The decision to replace President Andrew Jackson on the $20 with Harriet Tubman might be reversed.
At least that is the interpretation being given to recent remarks by Treasury Secretary Steven Mnuchin by supporters of Tubman.
They have begun an online petition campaign to save Tubman’s new place on the $20 Federal Reserve Note (http://www.thepetitionsite.com/447/148/127/).
Replacing Jackson with abolitionist Tubman was a decision made in the spring of 2016 by then-Treasury Secretary Jack Lew.
This had followed a process of online voting by the Women on 20s organization that had selected Tubman as the result of an online vote.

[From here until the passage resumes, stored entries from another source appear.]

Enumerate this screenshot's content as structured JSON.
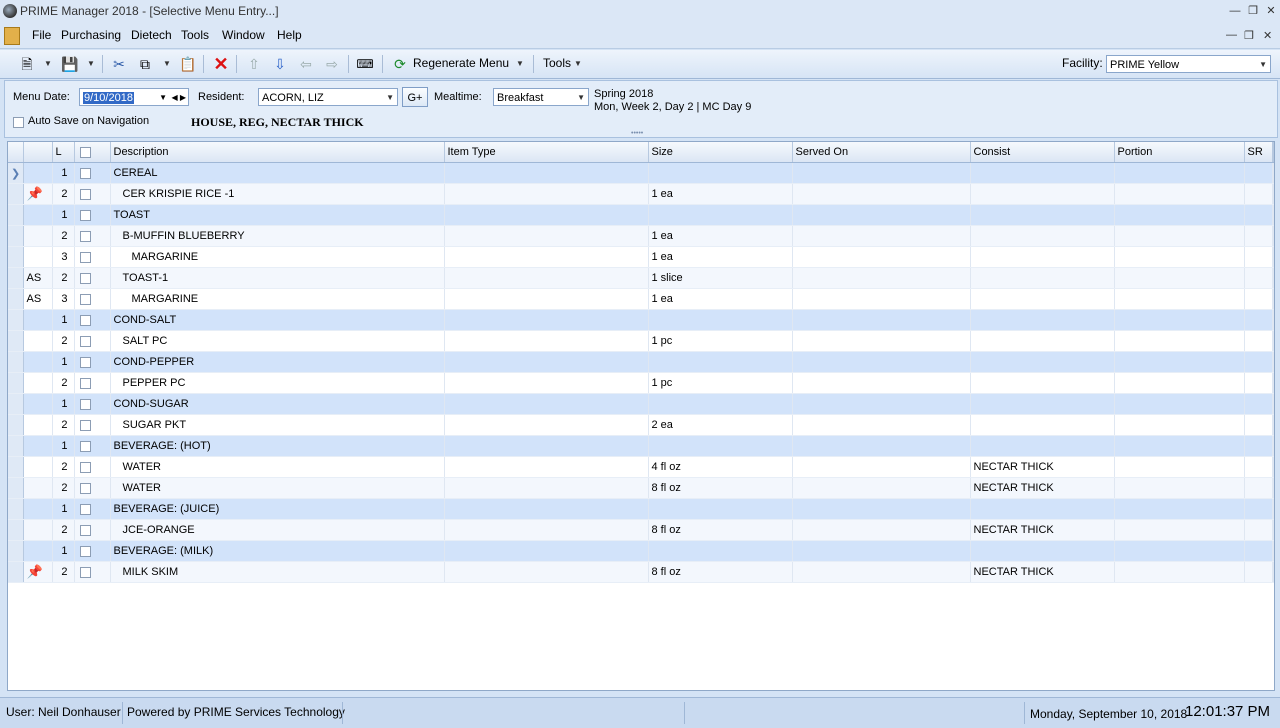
{
  "window": {
    "title": "PRIME Manager 2018 - [Selective Menu Entry...]"
  },
  "menu": [
    "File",
    "Purchasing",
    "Dietech",
    "Tools",
    "Window",
    "Help"
  ],
  "toolbar": {
    "regenerate_label": "Regenerate Menu",
    "tools_label": "Tools",
    "facility_label": "Facility:",
    "facility_value": "PRIME Yellow"
  },
  "form": {
    "menu_date_label": "Menu Date:",
    "menu_date_value": "9/10/2018",
    "resident_label": "Resident:",
    "resident_value": "ACORN, LIZ",
    "gplus_label": "G+",
    "mealtime_label": "Mealtime:",
    "mealtime_value": "Breakfast",
    "cycle_line1": "Spring 2018",
    "cycle_line2": "Mon, Week 2, Day 2 | MC Day 9",
    "autosave_label": "Auto Save on Navigation",
    "diet": "HOUSE, REG, NECTAR THICK"
  },
  "grid": {
    "columns": [
      "L",
      "Description",
      "Item Type",
      "Size",
      "Served On",
      "Consist",
      "Portion",
      "SR"
    ],
    "rows": [
      {
        "flag": "",
        "pin": false,
        "level": "1",
        "desc": "CEREAL",
        "item_type": "",
        "size": "",
        "served_on": "",
        "consist": "",
        "portion": "",
        "sr": ""
      },
      {
        "flag": "",
        "pin": true,
        "level": "2",
        "desc": "CER KRISPIE RICE -1",
        "item_type": "",
        "size": "1 ea",
        "served_on": "",
        "consist": "",
        "portion": "",
        "sr": ""
      },
      {
        "flag": "",
        "pin": false,
        "level": "1",
        "desc": "TOAST",
        "item_type": "",
        "size": "",
        "served_on": "",
        "consist": "",
        "portion": "",
        "sr": ""
      },
      {
        "flag": "",
        "pin": false,
        "level": "2",
        "desc": "B-MUFFIN BLUEBERRY",
        "item_type": "",
        "size": "1 ea",
        "served_on": "",
        "consist": "",
        "portion": "",
        "sr": ""
      },
      {
        "flag": "",
        "pin": false,
        "level": "3",
        "desc": "MARGARINE",
        "item_type": "",
        "size": "1 ea",
        "served_on": "",
        "consist": "",
        "portion": "",
        "sr": ""
      },
      {
        "flag": "AS",
        "pin": false,
        "level": "2",
        "desc": "TOAST-1",
        "item_type": "",
        "size": "1 slice",
        "served_on": "",
        "consist": "",
        "portion": "",
        "sr": ""
      },
      {
        "flag": "AS",
        "pin": false,
        "level": "3",
        "desc": "MARGARINE",
        "item_type": "",
        "size": "1 ea",
        "served_on": "",
        "consist": "",
        "portion": "",
        "sr": ""
      },
      {
        "flag": "",
        "pin": false,
        "level": "1",
        "desc": "COND-SALT",
        "item_type": "",
        "size": "",
        "served_on": "",
        "consist": "",
        "portion": "",
        "sr": ""
      },
      {
        "flag": "",
        "pin": false,
        "level": "2",
        "desc": "SALT PC",
        "item_type": "",
        "size": "1 pc",
        "served_on": "",
        "consist": "",
        "portion": "",
        "sr": ""
      },
      {
        "flag": "",
        "pin": false,
        "level": "1",
        "desc": "COND-PEPPER",
        "item_type": "",
        "size": "",
        "served_on": "",
        "consist": "",
        "portion": "",
        "sr": ""
      },
      {
        "flag": "",
        "pin": false,
        "level": "2",
        "desc": "PEPPER PC",
        "item_type": "",
        "size": "1 pc",
        "served_on": "",
        "consist": "",
        "portion": "",
        "sr": ""
      },
      {
        "flag": "",
        "pin": false,
        "level": "1",
        "desc": "COND-SUGAR",
        "item_type": "",
        "size": "",
        "served_on": "",
        "consist": "",
        "portion": "",
        "sr": ""
      },
      {
        "flag": "",
        "pin": false,
        "level": "2",
        "desc": "SUGAR PKT",
        "item_type": "",
        "size": "2 ea",
        "served_on": "",
        "consist": "",
        "portion": "",
        "sr": ""
      },
      {
        "flag": "",
        "pin": false,
        "level": "1",
        "desc": "BEVERAGE: (HOT)",
        "item_type": "",
        "size": "",
        "served_on": "",
        "consist": "",
        "portion": "",
        "sr": ""
      },
      {
        "flag": "",
        "pin": false,
        "level": "2",
        "desc": "WATER",
        "item_type": "",
        "size": "4 fl oz",
        "served_on": "",
        "consist": "NECTAR THICK",
        "portion": "",
        "sr": ""
      },
      {
        "flag": "",
        "pin": false,
        "level": "2",
        "desc": "WATER",
        "item_type": "",
        "size": "8 fl oz",
        "served_on": "",
        "consist": "NECTAR THICK",
        "portion": "",
        "sr": ""
      },
      {
        "flag": "",
        "pin": false,
        "level": "1",
        "desc": "BEVERAGE: (JUICE)",
        "item_type": "",
        "size": "",
        "served_on": "",
        "consist": "",
        "portion": "",
        "sr": ""
      },
      {
        "flag": "",
        "pin": false,
        "level": "2",
        "desc": "JCE-ORANGE",
        "item_type": "",
        "size": "8 fl oz",
        "served_on": "",
        "consist": "NECTAR THICK",
        "portion": "",
        "sr": ""
      },
      {
        "flag": "",
        "pin": false,
        "level": "1",
        "desc": "BEVERAGE: (MILK)",
        "item_type": "",
        "size": "",
        "served_on": "",
        "consist": "",
        "portion": "",
        "sr": ""
      },
      {
        "flag": "",
        "pin": true,
        "level": "2",
        "desc": "MILK SKIM",
        "item_type": "",
        "size": "8 fl oz",
        "served_on": "",
        "consist": "NECTAR THICK",
        "portion": "",
        "sr": ""
      }
    ]
  },
  "status": {
    "user": "User: Neil Donhauser",
    "powered": "Powered by PRIME Services Technology",
    "date": "Monday, September 10, 2018",
    "time": "12:01:37 PM"
  }
}
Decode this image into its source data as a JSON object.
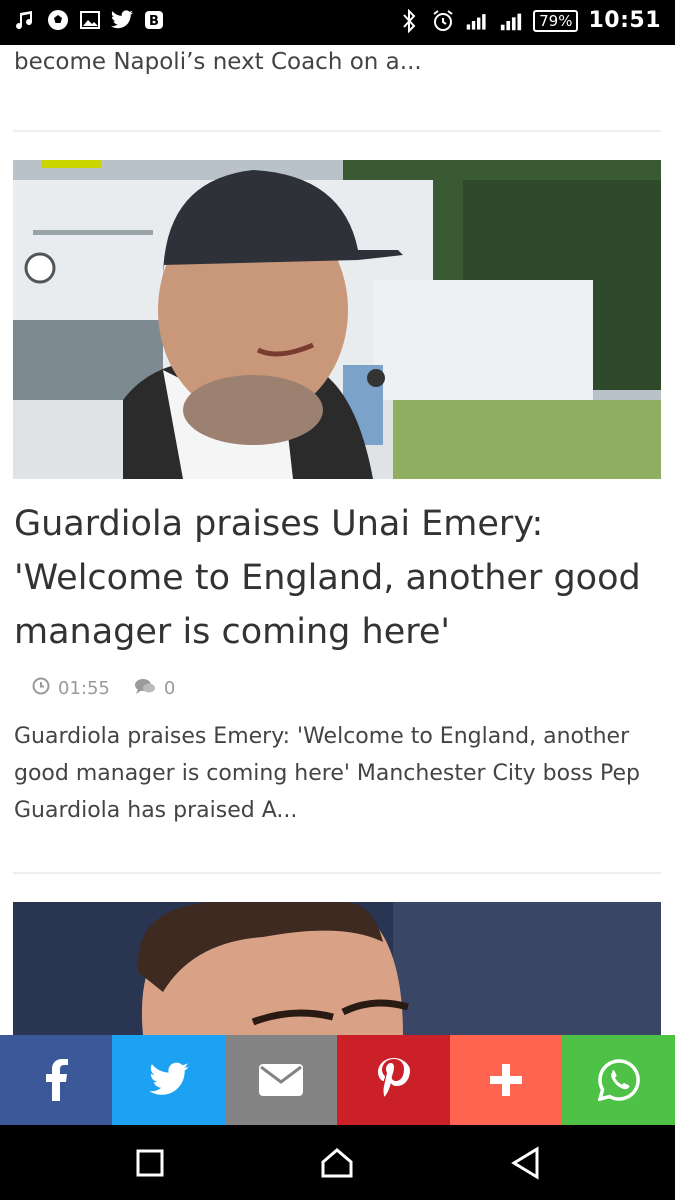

She narrowly won over First Lady Eleanor Roosevelt in the 2015 vote (http://www.womenon20s.org/results).
Lew’s decision was part of a package of changes that were to be incorporated into the Bureau of Engraving and Printing’s preparation of more counterfeit-resistant paper money designs to be introduced in the 2020s.
Lew decided that the backs of the $5 and $10 Federal Reserve Notes are also to be transformed.
He asked for five women’s rights activists be put on the back of the new $10 to replace the Treasury Building.
They are Sojourner Truth, Lucretia Mott, Susan B. Anthony, Alive Paul and Elizabeth Cady Stanton.
Lew also wanted to put Marian Anderson, Eleanor Roosevelt and Dr. Martin Luther King Jr. on the back of the $5.
The current $5 depicts the Lincoln Memorial.
This would not be removed so much as altered.
This historical building was the site of two important civil rights moments in history.
African-American singer Marian Anderson appeared there in 1939 as arranged by Roosevelt after she had been barred because of her race from Constitution Hall.
Dr. King delivered his “I Have a Dream” speech at the Lincoln Memorial in 1963.
What Mnuchin will choose to do is unknown.
“Ultimately we will be looking at this issue. It’s not something I’m focused on at the moment,” he said.
That leaves the door open to virtually any outcome.